How different kinds of love interact might be a fun one? What if your love of family is opposed to your romantic love or your love of friends?
How important is telling the truth when lying could make the other person happy?
Oh, and now that I’ve typed this all out I’m starting to understand that you’re asking them to be about love vs. vows specifically, or am I misunderstanding?
Depending on what type of vow, true vows are made out of strong emotion that lasts years, decades even. Be it love in a wedding vow, or hatred in a vow of vengeance, right? I’m just brainstorming here. There’s the Romantic Chivalric love for the unattainable. Like a suffering love? Like a Lancelot and Guinnevaire situation, but they ‘made it attainable’ which caused all the trouble in the Arthur stories, right?
Anyway, these are my sick-brain ramblings, trying to answer a question I’m not even sure I understood correctly in the first place.
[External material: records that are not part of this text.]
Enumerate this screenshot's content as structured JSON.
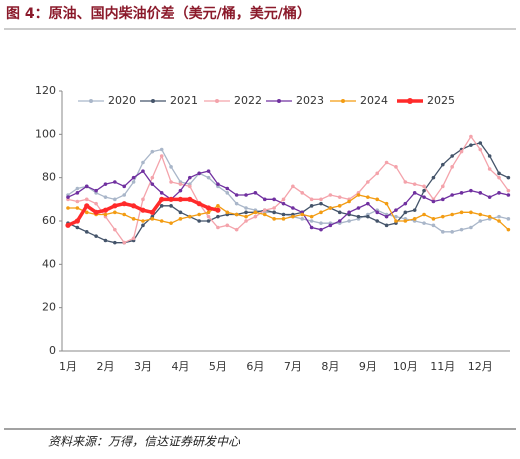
{
  "title": "图 4：原油、国内柴油价差（美元/桶，美元/桶）",
  "source": "资料来源：万得，信达证券研发中心",
  "chart_data": {
    "type": "line",
    "categories": [
      "1月",
      null,
      null,
      null,
      "2月",
      null,
      null,
      null,
      "3月",
      null,
      null,
      null,
      "4月",
      null,
      null,
      null,
      "5月",
      null,
      null,
      null,
      "6月",
      null,
      null,
      null,
      "7月",
      null,
      null,
      null,
      "8月",
      null,
      null,
      null,
      "9月",
      null,
      null,
      null,
      "10月",
      null,
      null,
      null,
      "11月",
      null,
      null,
      null,
      "12月",
      null,
      null,
      null
    ],
    "ylim": [
      0,
      120
    ],
    "yticks": [
      0,
      20,
      40,
      60,
      80,
      100,
      120
    ],
    "legend": "top",
    "series": [
      {
        "name": "2020",
        "color": "#a9b6c9",
        "values": [
          72,
          75,
          76,
          73,
          71,
          70,
          72,
          78,
          87,
          92,
          93,
          85,
          78,
          77,
          82,
          80,
          76,
          73,
          68,
          66,
          65,
          64,
          64,
          63,
          62,
          61,
          60,
          59,
          59,
          59,
          60,
          61,
          63,
          65,
          63,
          62,
          61,
          60,
          59,
          58,
          55,
          55,
          56,
          57,
          60,
          61,
          62,
          61
        ]
      },
      {
        "name": "2021",
        "color": "#44546a",
        "values": [
          59,
          57,
          55,
          53,
          51,
          50,
          50,
          51,
          58,
          62,
          67,
          67,
          64,
          62,
          60,
          60,
          62,
          63,
          63,
          64,
          64,
          65,
          64,
          63,
          63,
          64,
          67,
          68,
          66,
          64,
          63,
          62,
          62,
          60,
          58,
          59,
          64,
          65,
          74,
          80,
          86,
          90,
          93,
          95,
          96,
          90,
          82,
          80
        ]
      },
      {
        "name": "2022",
        "color": "#f4a3ab",
        "values": [
          70,
          69,
          70,
          68,
          62,
          56,
          50,
          52,
          70,
          80,
          90,
          78,
          77,
          76,
          68,
          62,
          57,
          58,
          56,
          60,
          62,
          65,
          66,
          70,
          76,
          73,
          70,
          70,
          72,
          71,
          70,
          73,
          78,
          82,
          87,
          85,
          78,
          77,
          76,
          70,
          76,
          85,
          92,
          99,
          93,
          84,
          80,
          74
        ]
      },
      {
        "name": "2023",
        "color": "#7030a0",
        "values": [
          71,
          73,
          76,
          74,
          77,
          78,
          76,
          80,
          83,
          77,
          73,
          70,
          74,
          80,
          82,
          83,
          77,
          75,
          72,
          72,
          73,
          70,
          70,
          68,
          66,
          64,
          57,
          56,
          58,
          60,
          64,
          66,
          68,
          64,
          62,
          65,
          68,
          73,
          71,
          69,
          70,
          72,
          73,
          74,
          73,
          71,
          73,
          72
        ]
      },
      {
        "name": "2024",
        "color": "#f39c12",
        "values": [
          66,
          66,
          64,
          63,
          63,
          64,
          63,
          61,
          60,
          61,
          60,
          59,
          61,
          62,
          63,
          64,
          67,
          64,
          63,
          62,
          64,
          63,
          61,
          61,
          62,
          63,
          62,
          64,
          66,
          67,
          69,
          72,
          71,
          70,
          68,
          60,
          60,
          61,
          63,
          61,
          62,
          63,
          64,
          64,
          63,
          62,
          60,
          56
        ]
      },
      {
        "name": "2025",
        "color": "#ff2a2a",
        "values": [
          58,
          60,
          67,
          64,
          65,
          67,
          68,
          67,
          65,
          64,
          70,
          70,
          70,
          70,
          68,
          66,
          65,
          null,
          null,
          null,
          null,
          null,
          null,
          null,
          null,
          null,
          null,
          null,
          null,
          null,
          null,
          null,
          null,
          null,
          null,
          null,
          null,
          null,
          null,
          null,
          null,
          null,
          null,
          null,
          null,
          null,
          null,
          null
        ]
      }
    ]
  }
}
The question of whether to work within a system or tear it all down feels topical to me, and fits any setting that features Law and Chaos as primal forces. Would people be better off if the local ruler and his corrupt guards were deposed? Or would that just leave them weak and get them picked off by monsters?
Thank you two for your help!
I’ll try and be more precise on what I’m looking for:
“mediterranean”: I’m working with the Saragosse Manuscript (1809), itself based on 1000 and one nights, itself based on the 24 tales of the Vetala. “Scheherazade”: is just a well known example in that lode. I have no concern for historical accuracy, and values should first mean something to the players. But the setting simply makes it harder to focus on computers and genetics.
I think the spectrum of loves is spot on.
Truth vs lies or emotion vs reason are built-in the system but it’s a good idea to make them explicit ethical themes.
@TomHart
I’m totally structuring values on law/chaos God/j’noon (“jinns”) I now realize Utopia tales are great to posit modern day political questions. I will add material for that: “Caliph for a day(dream)” and “Utopian islands” are not dominant, but always present.
Awesome! The law/chaos thing is something I’ve had in my head for a while. I don’t know if I’ll ever have time to develop the idea, but I’d like to do a fantasy adventure or series of adventures called The Virtue War.
Like the Blood War in D&D, but people don’t argue about “how to be evil” in real-life, right? They argue about how to be good. And when they disagree, that can be dangerous. Imagine if CG angels were revolutionaries inspiring mortals to tear down oppressive structures, and LG angels were defending those structures as imperfect but preferable to anarchy. The parallels to real-world politics are there! And it’s easy to put adventurers in situations where that plays out at a local level, and the best course of action isn’t clear.
Whether I do anything with that premise probably depends on if I’m ever running a homebrew campaign in D&D, DCC, or a similar game where it’d fit.
I started listening to that podcast YouTube link you posted about that in the what are you working on thread, and the pieces started falling together, lol. Haven’t finished listening, but yeah, based on that there should also be room for a lot of tongue in cheek, humor, satire, etc, right? I like the persistent “you can marry us two beautiful girls at once, but you’d need to become a muslim” question which buts up against the protagonist’s faith/honor thing. Or the honor duel, even when he found out that he was wrong, but he needs to hold the duel so as not to lose face/honor.
I could only find a Polish version of the film on Youtube, and it’s not on any of my available streaming platforms, but I am kind of interested in watching it now that I know about it.
Yes, Potocki is Enlightened : Church vs Free thinkers. Also it’s totally picarresque humour: Honour vs Fortune. Reason and absurdity are his two horses in the race.